After a long day of filming our new TV episode on Berlin, I decided to take my own audio tour — the newest self-guided tour on our free Rick Steves’ Audio Europe app. It’s fun to actually give these tours a whirl after we produce them. (The tour works great. But I took notes on the gaps where I needed to pause my iPhone. Now I’ll go home and edit the tour so that it can be done in real time, without pausing. If you have our app, remember to update the tours periodically so you don’t miss the fixes we make.)
Berlin is a city with a dark history and many memorials. In about an hour, you can visit 8 or 10 powerful memorials across the old center of Berlin. Experiencing them at night on this trip, I realized this is a great way to see the city.
I enjoyed standing before the Brandenburg Gate, gloriously floodlit and without all the commercial commotion that surrounds it throughout the day. I pondered the Memorial to the Murdered Jews of Europe with only the security guard sharing the moment with me. And I stood over the spot where the Nazis ceremonially burned the booked that didn’t fit their ideology.
It was on this square (now called Bebelplatz) in 1933 that staff and students from the university threw 20,000 newly forbidden books (authored by Einstein, Hemmingway, Freud, and T.S. Elliot, among others) into a huge bonfire on the orders of the Nazi propaganda minister, Joseph Goebbels. In fact, Goebbels himself tossed books onto the fire, condemning writers to the flames. He declared, “The era of extreme Jewish intellectualism has come to an end, and the German revolution has again opened the way for the true essence of being German.”
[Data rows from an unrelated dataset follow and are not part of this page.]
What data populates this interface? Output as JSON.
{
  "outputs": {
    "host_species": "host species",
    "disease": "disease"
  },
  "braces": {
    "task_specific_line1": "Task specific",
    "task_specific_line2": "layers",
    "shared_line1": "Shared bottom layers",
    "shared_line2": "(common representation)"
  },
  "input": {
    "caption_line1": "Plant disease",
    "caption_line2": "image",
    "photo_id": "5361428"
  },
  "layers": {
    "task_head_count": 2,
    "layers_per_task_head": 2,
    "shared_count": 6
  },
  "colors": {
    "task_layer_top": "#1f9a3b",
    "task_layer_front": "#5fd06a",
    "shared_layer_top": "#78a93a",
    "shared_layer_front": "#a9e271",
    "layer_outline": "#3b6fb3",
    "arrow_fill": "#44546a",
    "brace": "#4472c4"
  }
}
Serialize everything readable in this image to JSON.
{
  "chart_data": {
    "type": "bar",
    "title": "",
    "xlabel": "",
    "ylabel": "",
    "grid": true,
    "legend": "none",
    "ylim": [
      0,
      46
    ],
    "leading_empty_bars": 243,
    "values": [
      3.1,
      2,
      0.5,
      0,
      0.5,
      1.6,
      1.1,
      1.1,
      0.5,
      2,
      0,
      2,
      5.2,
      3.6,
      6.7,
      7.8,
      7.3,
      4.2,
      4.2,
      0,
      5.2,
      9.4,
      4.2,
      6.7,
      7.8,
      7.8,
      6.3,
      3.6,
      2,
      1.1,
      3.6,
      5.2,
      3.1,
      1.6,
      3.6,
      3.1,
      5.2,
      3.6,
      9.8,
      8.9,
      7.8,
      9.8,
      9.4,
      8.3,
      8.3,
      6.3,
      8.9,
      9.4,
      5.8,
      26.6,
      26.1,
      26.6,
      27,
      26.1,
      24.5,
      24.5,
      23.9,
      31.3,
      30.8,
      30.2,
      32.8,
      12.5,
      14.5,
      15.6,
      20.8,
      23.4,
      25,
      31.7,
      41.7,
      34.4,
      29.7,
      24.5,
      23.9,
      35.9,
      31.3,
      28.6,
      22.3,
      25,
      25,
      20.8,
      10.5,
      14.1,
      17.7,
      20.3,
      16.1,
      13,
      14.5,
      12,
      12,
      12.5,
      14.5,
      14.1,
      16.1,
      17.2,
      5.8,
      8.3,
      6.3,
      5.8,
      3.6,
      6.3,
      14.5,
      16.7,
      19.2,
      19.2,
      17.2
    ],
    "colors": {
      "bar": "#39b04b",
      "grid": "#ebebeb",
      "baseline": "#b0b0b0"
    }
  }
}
The “burning of the books memorial” on Bebelplatz is a glass pane in the cobbles with a room of shelves under the square. During the day, it’s full of glare and commotion, so the experience never quite works. But after dark, it’s quiet, and the empty shelves are hauntingly bare and beautifully lit. The contrast between that and the nighttime cityscape above is quite evocative. I’ve stood over this memorial many times in broad daylight and never really been moved. Finally, tonight, it grabbed me.
Get out at night and just be in a great city. Have you noticed that difference I’m clueing into in other great cities?
The historic Brandenburg Gate (1791) was the grandest — and is the last survivor — of 14 gates in Berlin’s old city wall. The gate was the symbol of Prussian Berlin, and later the symbol of a divided Berlin. Today, it’s once again the centerpiece of a great and united capital.
Being alone with the Memorial to the Murdered Jews of Europe after dark, I thought perhaps this is the way the architect who designed it wanted it to be experienced.
Standing on Bebelplatz, you look down through a glass panel and see a room of empty bookshelves.
I just did the evening coach tour of Washington for the second time – the monuments look great at night. (And taking the coach saves a LOT of walking!)
I’ll be in London in December and I’m sure the Christmas lights will look much better at night. The ice skating (Somerset House, Natural History Museum, also see Visit London site for more) will look good too.
The Danube cruise in Budapest is a must for the evening.